- Born: Kornelis Smit, Jr. 1960 (age 65–66)
- Education: Duke University
- Alma mater: Fletcher School of Law and Diplomacy
- Occupations: Vice Chairman, Comcast Corporation

= Neil Smit =

American businessman

Neil Smit (born 1960) is an American businessman and former CEO of Comcast Cable, an American corporation providing cable, entertainment, and communications products and services.

==Collegiate education and military service==
Smit earned a Bachelor of Science in oceanography & geology from Duke University and then achieved a Masters of Science Degree from Tufts University's Fletcher School of Law and Diplomacy in international business. Smit served in the United States Navy, serving for five years as a member on the SEALs team and was honorably discharged from the United States Navy at the commissioned officer rank of lieutenant commander. Smit is married and he and his wife have two sons, though he keeps his personal life very private.

==Career and other business activities==
Smit was CEO of Comcast Corporation Cable until 2017. In a statement, Smit cited "injuries" he sustained from his previous career as reasons why he's changing positions. But also approaching 60, he said he's looking forward to spending more time with his family. His reported annual compensation was $19,856,203, which placed him among the top 200 highest paid CEOs in America. After that, Smit joined Comcast in March 2010 from Charter Communications where he was chief executive officer and director since 2005. Prior to joining Charter, he was the president of Time Warner's America Online Access Business, where he oversaw Internet access services, including America Online (AOL), CompuServe and Netscape ISPs. He also worked at AOL as executive vice president, member services, and chief operating officer of MapQuest. Neil also was a regional president with Nabisco and had a number of management positions at Pillsbury.
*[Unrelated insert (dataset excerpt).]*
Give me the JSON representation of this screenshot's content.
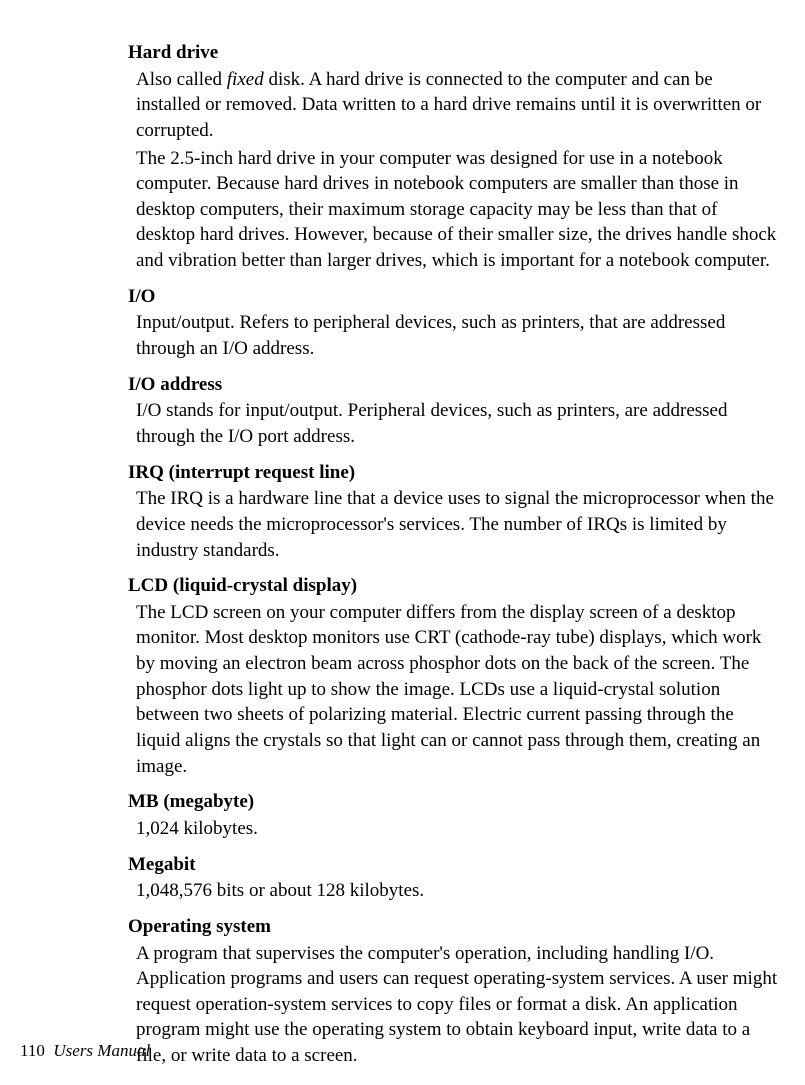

Smit was the chairman of CableLabs, the research and development consortium for the cable industry, and as chairman of the board of directors of the National Cable & Telecommunications Association (NCTA). He also is on the board of directors for C-SPAN.

He is on the boards of Qualcomm, Quant Network and Ocean Exploration Trust.

==Community relations==
Smit has remained engaged with the veteran community and has led Comcast's commitment to hire at least 10,000 veterans from 2015 to 2017.